Como com os pássaros, a transição entre as sílabas novas e velhas é um processo difícil. Isso ajuda a explicar por que as crianças continuam a balbuciar mesmo quando já começaram a entender a língua, o que torna o intervalo entre compreensão e discurso menos misterioso.
O estudo também deve reacender um debate delicado entre linguistas e pesquisadores de canto de pássaros: podemos realmente usar o canto da aves para aprender sobre o discurso humano?
Apesar de aparentemente humanos e pássaros terem pouco em comum, pesquisadores têm encontrado paralelos surpreendentes. Em nível genético, aves e humanos dividem blocos moleculares de construção – incluindo o gene FOXP2, identificado há uma década como o gene responsável por uma misteriosa desordem de fala humana. Em nível neurológico, eles parecem ter as mesmas estruturas cerebrais cruciais para o canto (nos pássaros) e fala (nos humanos).
E sob o ponto de vista comportamental, tanto pássaros quanto humanos juntam séries de sílabas em frases, balbuciam durante o período crítico de aprendizado, e ambos aprendem a emitir sons com os mais velhos – pássaros aprendem a cantar com um tutor macho, e crianças aprendem a falar com seus pais.
Com esses paralelos em mente, mais e mais pesquisadores têm se voltado ao estudo do canto como um modelo para o discurso humano, que é notoriamente difícil de ser estudado. Com pássaros, pode-se fazer mais experimentos.
“Não se pode colocar crianças para viver caixas à prova de som”, diz Dina Lipkind.

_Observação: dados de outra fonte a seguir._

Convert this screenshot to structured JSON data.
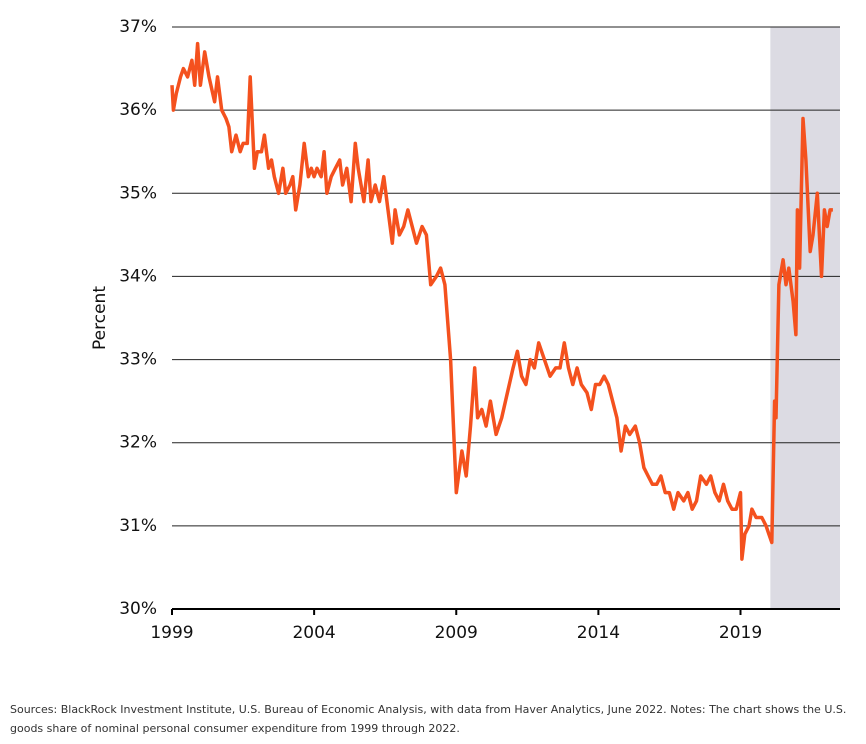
{
  "chart_data": {
    "type": "line",
    "y_label": "Percent",
    "notes": [
      "Sources: BlackRock Investment Institute, U.S. Bureau of Economic Analysis, with data from Haver Analytics, June 2022. Notes: The chart shows the U.S.",
      "goods share of nominal personal consumer expenditure from 1999 through 2022."
    ],
    "color": "#f4511e",
    "shade": {
      "xlim": [
        2020.05,
        2022.5
      ],
      "color": "#dcdbe3"
    },
    "xlim": [
      1999,
      2022.5
    ],
    "xticks": [
      1999,
      2004,
      2009,
      2014,
      2019
    ],
    "ylim": [
      30,
      37
    ],
    "yticks": [
      {
        "value": 30,
        "label": "30%"
      },
      {
        "value": 31,
        "label": "31%"
      },
      {
        "value": 32,
        "label": "32%"
      },
      {
        "value": 33,
        "label": "33%"
      },
      {
        "value": 34,
        "label": "34%"
      },
      {
        "value": 35,
        "label": "35%"
      },
      {
        "value": 36,
        "label": "36%"
      },
      {
        "value": 37,
        "label": "37%"
      }
    ],
    "grid": true,
    "x": [
      1999.0,
      1999.05,
      1999.15,
      1999.3,
      1999.4,
      1999.55,
      1999.7,
      1999.8,
      1999.9,
      2000.0,
      2000.15,
      2000.3,
      2000.5,
      2000.6,
      2000.75,
      2000.9,
      2001.0,
      2001.1,
      2001.25,
      2001.4,
      2001.5,
      2001.65,
      2001.75,
      2001.9,
      2002.0,
      2002.15,
      2002.25,
      2002.4,
      2002.5,
      2002.6,
      2002.75,
      2002.9,
      2003.0,
      2003.15,
      2003.25,
      2003.35,
      2003.5,
      2003.65,
      2003.8,
      2003.9,
      2004.0,
      2004.1,
      2004.25,
      2004.35,
      2004.45,
      2004.6,
      2004.75,
      2004.9,
      2005.0,
      2005.15,
      2005.3,
      2005.45,
      2005.55,
      2005.75,
      2005.9,
      2006.0,
      2006.15,
      2006.3,
      2006.45,
      2006.6,
      2006.75,
      2006.85,
      2007.0,
      2007.15,
      2007.3,
      2007.45,
      2007.6,
      2007.8,
      2007.95,
      2008.1,
      2008.3,
      2008.45,
      2008.6,
      2008.8,
      2009.0,
      2009.2,
      2009.35,
      2009.5,
      2009.65,
      2009.75,
      2009.9,
      2010.05,
      2010.2,
      2010.4,
      2010.6,
      2010.8,
      2011.0,
      2011.15,
      2011.3,
      2011.45,
      2011.6,
      2011.75,
      2011.9,
      2012.1,
      2012.3,
      2012.5,
      2012.65,
      2012.8,
      2012.95,
      2013.1,
      2013.25,
      2013.4,
      2013.6,
      2013.75,
      2013.9,
      2014.05,
      2014.2,
      2014.35,
      2014.5,
      2014.65,
      2014.8,
      2014.95,
      2015.1,
      2015.3,
      2015.45,
      2015.6,
      2015.75,
      2015.9,
      2016.05,
      2016.2,
      2016.35,
      2016.5,
      2016.65,
      2016.8,
      2017.0,
      2017.15,
      2017.3,
      2017.45,
      2017.6,
      2017.8,
      2017.95,
      2018.1,
      2018.25,
      2018.4,
      2018.55,
      2018.7,
      2018.85,
      2019.0,
      2019.05,
      2019.15,
      2019.3,
      2019.4,
      2019.55,
      2019.75,
      2019.9,
      2020.0,
      2020.1,
      2020.2,
      2020.25,
      2020.35,
      2020.5,
      2020.6,
      2020.7,
      2020.85,
      2020.95,
      2021.0,
      2021.08,
      2021.2,
      2021.3,
      2021.45,
      2021.55,
      2021.7,
      2021.85,
      2021.95,
      2022.05,
      2022.15,
      2022.25
    ],
    "values": [
      36.3,
      36.0,
      36.2,
      36.4,
      36.5,
      36.4,
      36.6,
      36.3,
      36.8,
      36.3,
      36.7,
      36.4,
      36.1,
      36.4,
      36.0,
      35.9,
      35.8,
      35.5,
      35.7,
      35.5,
      35.6,
      35.6,
      36.4,
      35.3,
      35.5,
      35.5,
      35.7,
      35.3,
      35.4,
      35.2,
      35.0,
      35.3,
      35.0,
      35.1,
      35.2,
      34.8,
      35.1,
      35.6,
      35.2,
      35.3,
      35.2,
      35.3,
      35.2,
      35.5,
      35.0,
      35.2,
      35.3,
      35.4,
      35.1,
      35.3,
      34.9,
      35.6,
      35.3,
      34.9,
      35.4,
      34.9,
      35.1,
      34.9,
      35.2,
      34.8,
      34.4,
      34.8,
      34.5,
      34.6,
      34.8,
      34.6,
      34.4,
      34.6,
      34.5,
      33.9,
      34.0,
      34.1,
      33.9,
      33.0,
      31.4,
      31.9,
      31.6,
      32.2,
      32.9,
      32.3,
      32.4,
      32.2,
      32.5,
      32.1,
      32.3,
      32.6,
      32.9,
      33.1,
      32.8,
      32.7,
      33.0,
      32.9,
      33.2,
      33.0,
      32.8,
      32.9,
      32.9,
      33.2,
      32.9,
      32.7,
      32.9,
      32.7,
      32.6,
      32.4,
      32.7,
      32.7,
      32.8,
      32.7,
      32.5,
      32.3,
      31.9,
      32.2,
      32.1,
      32.2,
      32.0,
      31.7,
      31.6,
      31.5,
      31.5,
      31.6,
      31.4,
      31.4,
      31.2,
      31.4,
      31.3,
      31.4,
      31.2,
      31.3,
      31.6,
      31.5,
      31.6,
      31.4,
      31.3,
      31.5,
      31.3,
      31.2,
      31.2,
      31.4,
      30.6,
      30.9,
      31.0,
      31.2,
      31.1,
      31.1,
      31.0,
      30.9,
      30.8,
      32.5,
      32.3,
      33.9,
      34.2,
      33.9,
      34.1,
      33.7,
      33.3,
      34.8,
      34.1,
      35.9,
      35.4,
      34.3,
      34.5,
      35.0,
      34.0,
      34.8,
      34.6,
      34.8,
      34.8
    ]
  }
}
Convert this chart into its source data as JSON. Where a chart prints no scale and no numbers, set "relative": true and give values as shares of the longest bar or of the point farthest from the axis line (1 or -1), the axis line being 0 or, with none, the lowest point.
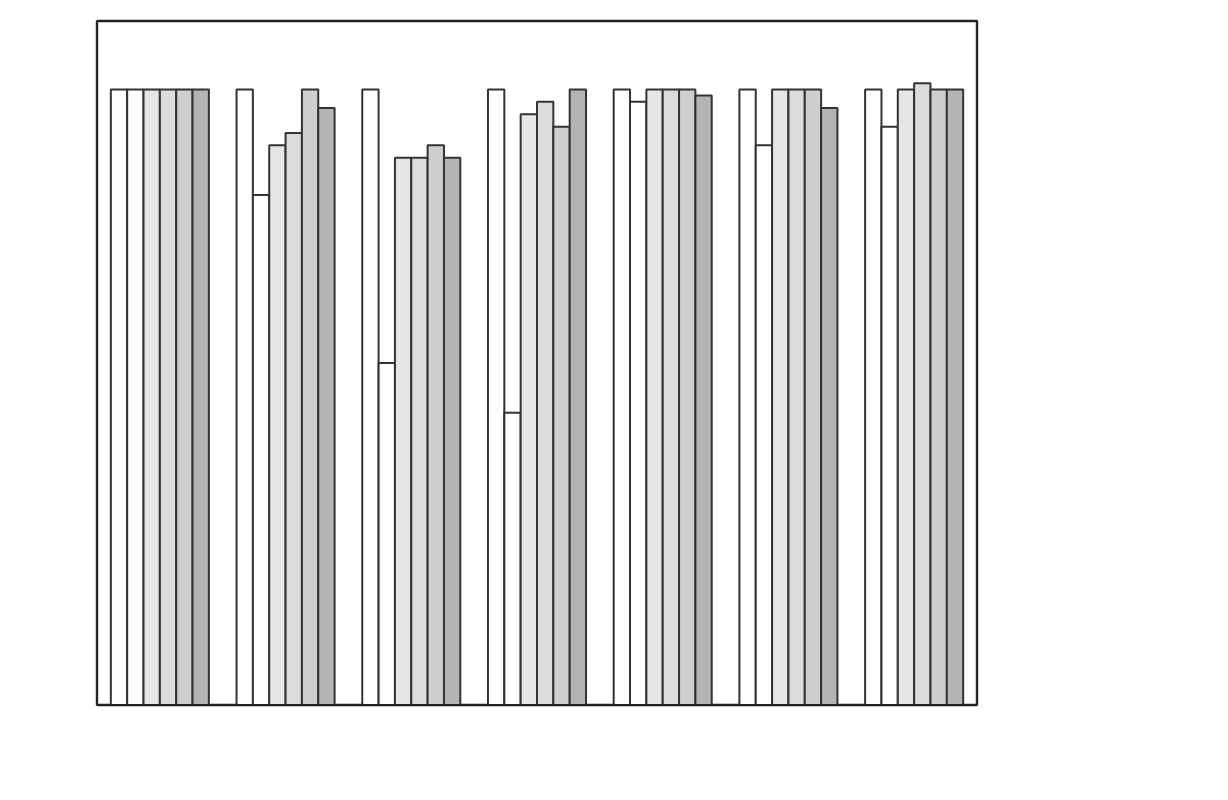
{
  "chart_data": {
    "type": "bar",
    "relative": true,
    "categories": [
      null,
      null,
      null,
      null,
      null,
      null,
      null
    ],
    "series": [
      {
        "color": "#ffffff",
        "values": [
          0.99,
          0.99,
          0.99,
          0.99,
          0.99,
          0.99,
          0.99
        ]
      },
      {
        "color": "#ffffff",
        "values": [
          0.99,
          0.82,
          0.55,
          0.47,
          0.97,
          0.9,
          0.93
        ]
      },
      {
        "color": "#e6e6e6",
        "values": [
          0.99,
          0.9,
          0.88,
          0.95,
          0.99,
          0.99,
          0.99
        ]
      },
      {
        "color": "#dcdcdc",
        "values": [
          0.99,
          0.92,
          0.88,
          0.97,
          0.99,
          0.99,
          1
        ]
      },
      {
        "color": "#cfcfcf",
        "values": [
          0.99,
          0.99,
          0.9,
          0.93,
          0.99,
          0.99,
          0.99
        ]
      },
      {
        "color": "#b4b4b4",
        "values": [
          0.99,
          0.96,
          0.88,
          0.99,
          0.98,
          0.96,
          0.99
        ]
      }
    ]
  }
}
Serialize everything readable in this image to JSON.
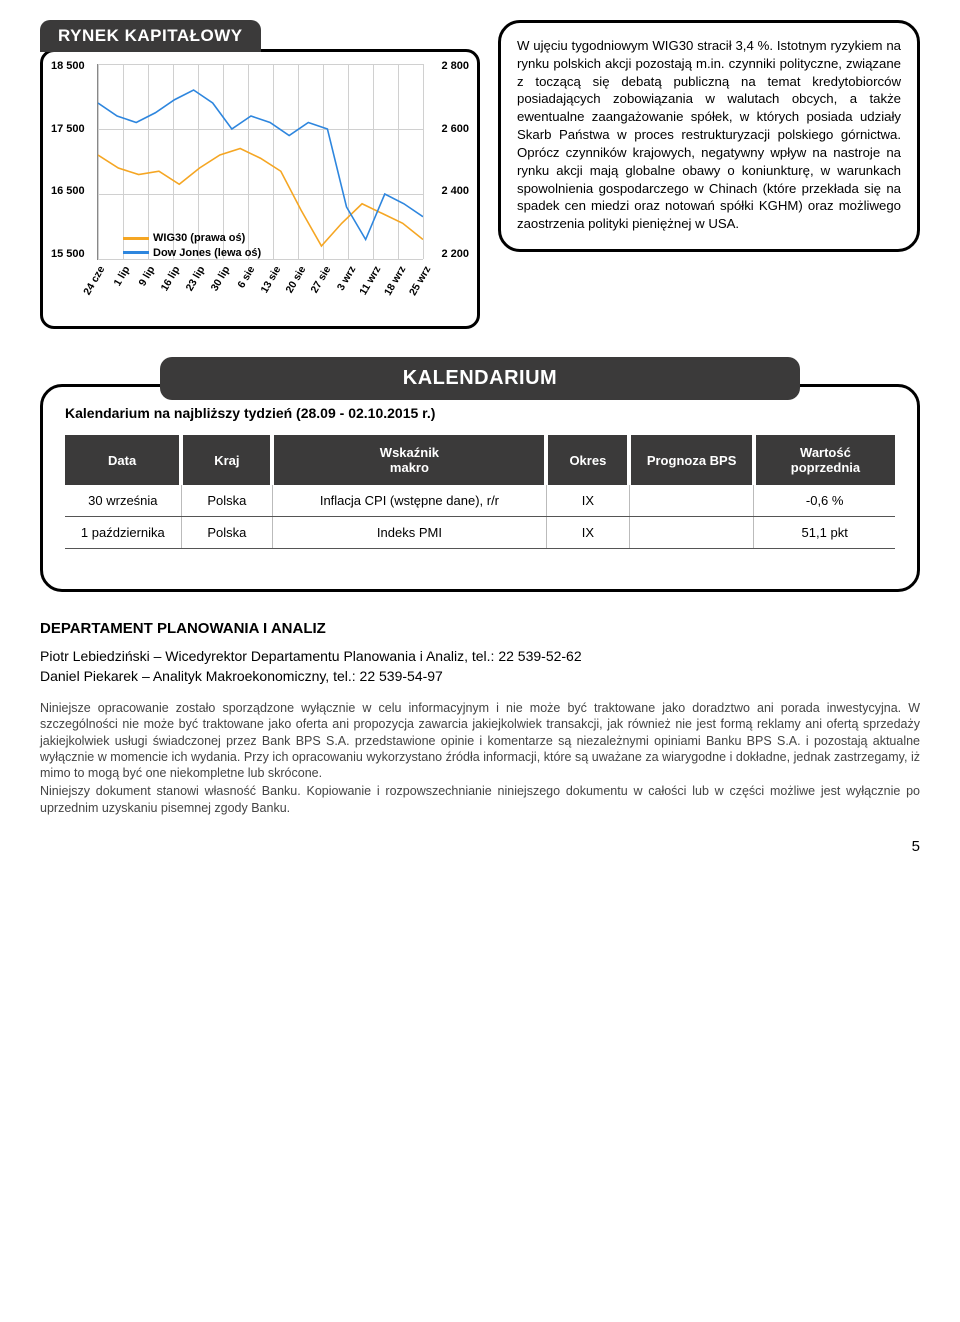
{
  "colors": {
    "tab_bg": "#3b3a3a",
    "tab_fg": "#ffffff",
    "border": "#000000",
    "grid": "#d0d0d0",
    "wig30_line": "#f5a623",
    "dow_line": "#2e86de"
  },
  "section_rynek": "RYNEK KAPITAŁOWY",
  "section_kalendarium": "KALENDARIUM",
  "summary_text": "W ujęciu tygodniowym WIG30 stracił 3,4 %. Istotnym ryzykiem na rynku polskich akcji pozostają m.in. czynniki polityczne, związane z toczącą się debatą publiczną na temat kredytobiorców posiadających zobowiązania w walutach obcych, a także ewentualne zaangażowanie spółek, w których posiada udziały Skarb Państwa w proces restrukturyzacji polskiego górnictwa. Oprócz czynników krajowych, negatywny wpływ na nastroje na rynku akcji mają globalne obawy o koniunkturę, w warunkach spowolnienia gospodarczego w Chinach (które przekłada się na spadek cen miedzi oraz notowań spółki KGHM) oraz możliwego zaostrzenia polityki pieniężnej w USA.",
  "chart": {
    "type": "line-dual-axis",
    "bg": "#ffffff",
    "grid_color": "#d0d0d0",
    "left_label_color": "#000000",
    "right_label_color": "#000000",
    "left_ticks": [
      "18 500",
      "17 500",
      "16 500",
      "15 500"
    ],
    "right_ticks": [
      "2 800",
      "2 600",
      "2 400",
      "2 200"
    ],
    "left_range": [
      15500,
      18500
    ],
    "right_range": [
      2200,
      2800
    ],
    "x_categories": [
      "24 cze",
      "1 lip",
      "9 lip",
      "16 lip",
      "23 lip",
      "30 lip",
      "6 sie",
      "13 sie",
      "20 sie",
      "27 sie",
      "3 wrz",
      "11 wrz",
      "18 wrz",
      "25 wrz"
    ],
    "legend": [
      {
        "label": "WIG30 (prawa oś)",
        "color": "#f5a623",
        "width": 3
      },
      {
        "label": "Dow Jones (lewa oś)",
        "color": "#2e86de",
        "width": 3
      }
    ],
    "wig30": [
      2520,
      2480,
      2460,
      2470,
      2430,
      2480,
      2520,
      2540,
      2510,
      2470,
      2350,
      2240,
      2310,
      2370,
      2340,
      2310,
      2260
    ],
    "dow": [
      17900,
      17700,
      17600,
      17750,
      17950,
      18100,
      17900,
      17500,
      17700,
      17600,
      17400,
      17600,
      17500,
      16300,
      15800,
      16500,
      16350,
      16150
    ]
  },
  "kalendarium": {
    "subtitle": "Kalendarium na najbliższy tydzień (28.09 - 02.10.2015 r.)",
    "columns": [
      "Data",
      "Kraj",
      "Wskaźnik makro",
      "Okres",
      "Prognoza BPS",
      "Wartość poprzednia"
    ],
    "col_widths": [
      "14%",
      "11%",
      "33%",
      "10%",
      "15%",
      "17%"
    ],
    "rows": [
      [
        "30 września",
        "Polska",
        "Inflacja CPI (wstępne dane), r/r",
        "IX",
        "",
        "-0,6 %"
      ],
      [
        "1 października",
        "Polska",
        "Indeks PMI",
        "IX",
        "",
        "51,1 pkt"
      ]
    ]
  },
  "dept": {
    "title": "DEPARTAMENT PLANOWANIA I ANALIZ",
    "contacts": [
      "Piotr Lebiedziński – Wicedyrektor Departamentu Planowania i Analiz, tel.: 22 539-52-62",
      "Daniel Piekarek – Analityk Makroekonomiczny, tel.: 22 539-54-97"
    ],
    "disclaimer": "Niniejsze opracowanie zostało sporządzone wyłącznie w celu informacyjnym i nie może być traktowane jako doradztwo ani porada inwestycyjna. W szczególności nie może być traktowane jako oferta ani propozycja zawarcia jakiejkolwiek transakcji, jak również nie jest formą reklamy ani ofertą sprzedaży jakiejkolwiek usługi świadczonej przez Bank BPS S.A. przedstawione opinie i komentarze są niezależnymi opiniami Banku BPS S.A. i pozostają aktualne wyłącznie w momencie ich wydania. Przy ich opracowaniu wykorzystano źródła informacji, które są uważane za wiarygodne i dokładne, jednak zastrzegamy, iż mimo to mogą być one niekompletne lub skrócone.\nNiniejszy dokument stanowi własność Banku. Kopiowanie i rozpowszechnianie niniejszego dokumentu w całości lub w części możliwe jest wyłącznie po uprzednim uzyskaniu pisemnej zgody Banku."
  },
  "page_number": "5"
}
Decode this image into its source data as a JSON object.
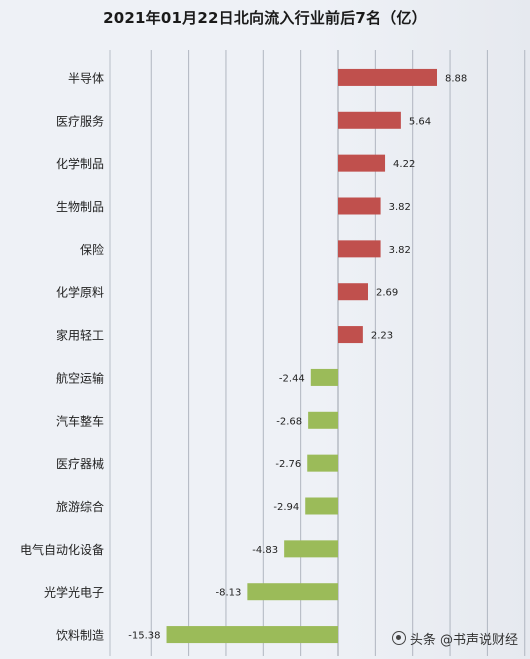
{
  "chart_data": {
    "type": "bar",
    "orientation": "horizontal",
    "title": "2021年01月22日北向流入行业前后7名（亿）",
    "categories": [
      "半导体",
      "医疗服务",
      "化学制品",
      "生物制品",
      "保险",
      "化学原料",
      "家用轻工",
      "航空运输",
      "汽车整车",
      "医疗器械",
      "旅游综合",
      "电气自动化设备",
      "光学光电子",
      "饮料制造"
    ],
    "values": [
      8.88,
      5.64,
      4.22,
      3.82,
      3.82,
      2.69,
      2.23,
      -2.44,
      -2.68,
      -2.76,
      -2.94,
      -4.83,
      -8.13,
      -15.38
    ],
    "xlim": [
      -15.38,
      8.88
    ],
    "grid": true,
    "colors": {
      "positive": "#c0504d",
      "negative": "#9bbb59",
      "grid": "#b0b6c0",
      "text": "#222222"
    }
  },
  "watermark": {
    "text": "头条 @书声说财经",
    "icon": "at-icon"
  }
}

Alguns estudiosos, contudo, questionam o quanto o canto dos pássaros pode de fato nos dizer sobre a fala humana.
“O paralelo não vai muito longe. A diferença mais importante é que, diferentemente do canto dos pássaros, a língua tem significado”, diz a linguista da Universidade de York, no Reino Unido, Marilyn Vihman.